Ai2's EMO trains a mixture of experts you can run at one-eighth size
The Allen Institute for AI's EMO writeup tackles a standing weakness of mixture-of-experts models: turn off most of the experts and quality usually falls apart. EMO is a 14-billion-parameter MoE, 1 billion active, with 128 experts total and 8 active, trained on a trillion tokens. The point is not the size but that you can run a 16-expert subset, one-eighth of the model, and lose only about 3 percent of performance, or a 32-expert subset for roughly 1 percent.

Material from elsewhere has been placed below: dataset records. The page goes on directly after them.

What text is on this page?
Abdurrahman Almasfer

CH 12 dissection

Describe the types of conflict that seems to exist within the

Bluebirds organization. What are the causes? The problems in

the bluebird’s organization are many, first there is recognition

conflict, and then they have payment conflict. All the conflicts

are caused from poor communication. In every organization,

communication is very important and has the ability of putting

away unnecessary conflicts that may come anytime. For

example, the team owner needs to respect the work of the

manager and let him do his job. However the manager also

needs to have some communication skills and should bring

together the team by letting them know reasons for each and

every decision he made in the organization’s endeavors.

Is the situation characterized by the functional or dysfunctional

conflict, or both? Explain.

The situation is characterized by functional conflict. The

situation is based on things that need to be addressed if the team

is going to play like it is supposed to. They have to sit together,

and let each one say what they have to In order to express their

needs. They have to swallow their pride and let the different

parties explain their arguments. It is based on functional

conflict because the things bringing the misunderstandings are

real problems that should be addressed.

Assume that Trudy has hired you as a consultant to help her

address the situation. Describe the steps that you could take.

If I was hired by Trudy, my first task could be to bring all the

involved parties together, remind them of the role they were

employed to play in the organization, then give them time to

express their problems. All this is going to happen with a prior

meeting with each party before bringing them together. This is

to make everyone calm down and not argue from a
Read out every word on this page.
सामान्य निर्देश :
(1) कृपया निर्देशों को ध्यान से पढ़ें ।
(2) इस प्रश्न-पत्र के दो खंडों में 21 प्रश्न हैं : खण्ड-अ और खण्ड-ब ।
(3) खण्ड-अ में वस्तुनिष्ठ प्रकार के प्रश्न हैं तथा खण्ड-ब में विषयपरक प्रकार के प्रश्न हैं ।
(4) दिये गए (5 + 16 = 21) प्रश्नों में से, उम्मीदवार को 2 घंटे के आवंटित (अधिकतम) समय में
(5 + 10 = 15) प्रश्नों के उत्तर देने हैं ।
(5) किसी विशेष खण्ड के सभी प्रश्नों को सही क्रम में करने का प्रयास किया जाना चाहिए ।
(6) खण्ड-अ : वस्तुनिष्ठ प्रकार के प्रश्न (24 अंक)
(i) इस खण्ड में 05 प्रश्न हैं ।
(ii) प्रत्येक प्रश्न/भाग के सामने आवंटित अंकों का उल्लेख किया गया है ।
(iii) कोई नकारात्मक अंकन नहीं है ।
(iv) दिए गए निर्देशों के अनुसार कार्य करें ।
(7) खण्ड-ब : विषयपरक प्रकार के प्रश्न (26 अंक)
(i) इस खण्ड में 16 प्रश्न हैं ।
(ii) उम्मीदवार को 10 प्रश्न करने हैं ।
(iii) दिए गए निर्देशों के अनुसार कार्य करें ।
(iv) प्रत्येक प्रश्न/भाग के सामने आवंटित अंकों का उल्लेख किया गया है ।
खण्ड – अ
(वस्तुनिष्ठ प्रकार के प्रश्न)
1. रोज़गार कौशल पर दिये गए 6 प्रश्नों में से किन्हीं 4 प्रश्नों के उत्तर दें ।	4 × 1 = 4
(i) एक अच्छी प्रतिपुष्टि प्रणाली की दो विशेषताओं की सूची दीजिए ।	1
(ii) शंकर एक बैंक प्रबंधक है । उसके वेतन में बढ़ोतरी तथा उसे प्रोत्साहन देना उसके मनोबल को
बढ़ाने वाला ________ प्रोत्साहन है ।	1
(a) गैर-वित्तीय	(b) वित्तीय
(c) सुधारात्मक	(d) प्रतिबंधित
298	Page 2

The trick is in how it routes. Instead of choosing experts token by token, EMO averages the router's preferences across a whole document and sends every token in that document through the same shared pool. Different documents land on different pools, so coherent expert groups emerge on their own, without anyone labeling domains. Pool sizes are sampled randomly during training so the model learns to work at different subset sizes, and load balancing is applied globally across many documents rather than locally, which is what stops the balancing objective from fighting the modularity. Picking the right experts for a task needs almost no data; a single few-shot example matches full-validation selection. The weights and code are open.
Why it matters
If you serve models under tight memory or cost limits, a MoE that degrades gracefully when shrunk lets you trade quality for size per workload instead of shipping separate models.